Sunday, March 20, 2011

Introduction to Business-How it Works

     If you are an average person, you can now make extra money with one simple investment-your time.  There are over one hundred different spare-time (even full-time) money making opportunities that require only a small time investment. Yet, they can bring you a large sum of profit.

     Some of the opportunities will call for as little effort as picking up a telephone or holding and using a pencil. The work may be effortless but it calls for sincerity, honesty, and reliability. It may feel as if you are getting something for nothing, but you are investing your time. You should be compensated for your efforts, no matter how seemingly slight.

     Start out by telephoning your local County Clerk (look in the telephone book) and ask if there are any specific laws about operating a one-person home-based business. Because laws are different from state to state, you need to find out if any regulations apply in your own town:
     Meanwhile, here are three ways to set up your own home-based business.
     Very easy to set up. Ask your local County Clerk where to obtain the forms which you can easily fill out yourself. File one set with your County Clerk for a small fee. File another copy of the form with your bank and now you will have a checking account under any trade or assumed name you select.
     As a sole proprietor, you are fully responsible for any debts incurred in your business. If your business should fail, you are required to fulfill all obligations out of your pocket. All profits you make are subject to taxes as personal income.

     This arrangement is used if you have a partner in your home-based business. Ask your local County Clerk for the required forms to file. Do it at the very start to avoid later disagreements. On a sheet of paper, write down the full name of the venture, how much money each of you will invest, the obligation of each, how you will share the profits, and what are the conditions if either of you should want to leave or sell out the share in the venture. By writing all this down in the beginning, you will avoid problems at a later date.
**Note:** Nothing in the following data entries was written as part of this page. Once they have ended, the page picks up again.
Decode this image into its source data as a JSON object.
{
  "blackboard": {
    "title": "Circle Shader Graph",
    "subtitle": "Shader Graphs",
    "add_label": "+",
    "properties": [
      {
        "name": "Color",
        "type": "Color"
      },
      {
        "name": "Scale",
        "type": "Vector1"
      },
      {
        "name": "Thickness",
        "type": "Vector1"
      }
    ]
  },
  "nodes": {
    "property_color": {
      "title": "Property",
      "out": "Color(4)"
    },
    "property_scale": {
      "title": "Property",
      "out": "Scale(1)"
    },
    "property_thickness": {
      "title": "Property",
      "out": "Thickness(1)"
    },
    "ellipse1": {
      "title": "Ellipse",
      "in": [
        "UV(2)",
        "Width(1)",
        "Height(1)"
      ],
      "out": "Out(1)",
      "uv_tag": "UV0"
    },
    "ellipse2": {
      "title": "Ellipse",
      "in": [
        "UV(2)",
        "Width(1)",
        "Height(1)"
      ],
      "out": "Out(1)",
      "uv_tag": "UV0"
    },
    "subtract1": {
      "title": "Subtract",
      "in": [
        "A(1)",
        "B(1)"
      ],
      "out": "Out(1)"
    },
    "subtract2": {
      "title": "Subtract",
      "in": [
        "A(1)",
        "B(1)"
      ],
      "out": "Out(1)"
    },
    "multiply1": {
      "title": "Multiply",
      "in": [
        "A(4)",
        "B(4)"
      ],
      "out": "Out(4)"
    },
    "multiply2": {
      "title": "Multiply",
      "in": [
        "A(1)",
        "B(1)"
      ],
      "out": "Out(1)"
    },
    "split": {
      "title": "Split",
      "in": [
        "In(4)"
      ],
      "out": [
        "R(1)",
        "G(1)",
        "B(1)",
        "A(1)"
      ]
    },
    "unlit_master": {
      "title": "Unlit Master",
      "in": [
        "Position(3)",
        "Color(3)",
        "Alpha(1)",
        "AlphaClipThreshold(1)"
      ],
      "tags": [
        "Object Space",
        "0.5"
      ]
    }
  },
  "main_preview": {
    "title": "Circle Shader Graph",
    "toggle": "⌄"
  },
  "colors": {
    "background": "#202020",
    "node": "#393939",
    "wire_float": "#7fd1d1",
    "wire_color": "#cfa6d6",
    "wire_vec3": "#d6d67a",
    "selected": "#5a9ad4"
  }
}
     You may want to set up a corporation. As owner of the corporation you cannot be held personally responsible for any of the company's debts. A corporation is considered a seperate legal "person" in itself. You usually need the help of an attorney for creating a corporation. A corporation is helpful if you have more involved business deals and you require the umbrella-like safety of a separate entity. You may be cautious with your own monies and prefer a corporation to take the risk. Since a corporation is a seperate legal "person," it is taxed separately.
     Now that you are prepared, you are ready to enter into the world of many income opportunities. Good Luck!